Whether in Amazon or Booking.com, Ram says his biggest achievement is building the right team. He says,
“When I started at Booking, I had a very small team. Now, we have grown so much that we're in a different building.”
At present, he leads a team of 200. He adds, “It's all about bringing in great leadership and talent with a belief in the company’s mission. You have to be clear with people, telling them what they are signing up for, and make them aware of the cultural norms. Some want high-growth at any cost - this is not the place for it. For us, trust and what we have built in 18 years is important to preserve than selling a silly €20 ticket.”

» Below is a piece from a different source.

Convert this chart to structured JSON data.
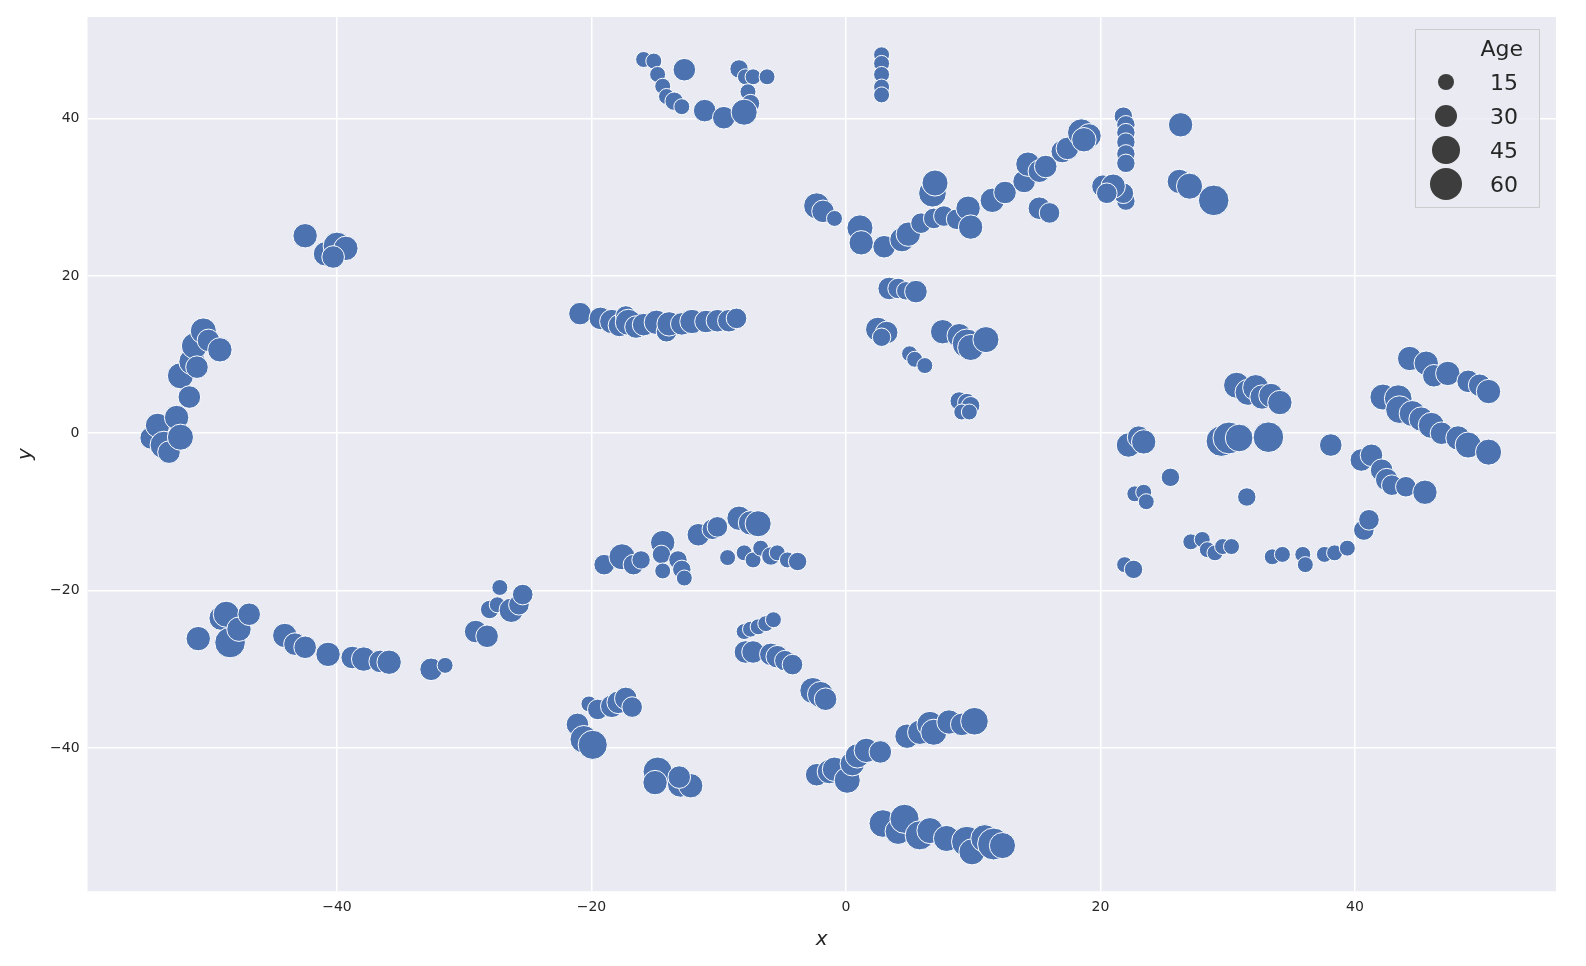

On the other hand, Flipkart and Amazon are also infamous for their burn. Ram says that once they have a proof of concept, they completely shift to the new way of doing it. “It is a hard concept to copy, and it worked for their markets. But we are a financially responsible, publicly listed company, and we are very clear about what we think about R&D (research and development). Here, we try to do things in a more ‘stage-gate’ process. We work on a project in phases, prove each part, and grow.”
Similar to Amazon, Booking.com also use writing as a method to discuss and decide on investment narratives and business decisions. Ram says, “The discipline to write, and make a decision based on what you have written is really hard, because to get everybody on the same page means that everybody understands it the same way.”
He adds that Booking.com has an open environment and round tables for quarterly and monthly developments. “We can openly talk about why things are going well or not going well,” says Ram.
Despite his vast experience and mentoring some startups, Ram never wanted to start up on his own.
“For me, it’s all about scale. I am not saying that startups do not achieve scale. But when I talked to Gillian (Tans, Booking CEO) and David (Vismans, SVP and Chief Product Officer), it was really exciting to hear their aspirations to sell different travel products in hundreds of countries. That is something I had never done. That’s a big job, and I am always up for a challenge. I am happy I came,” he signs off.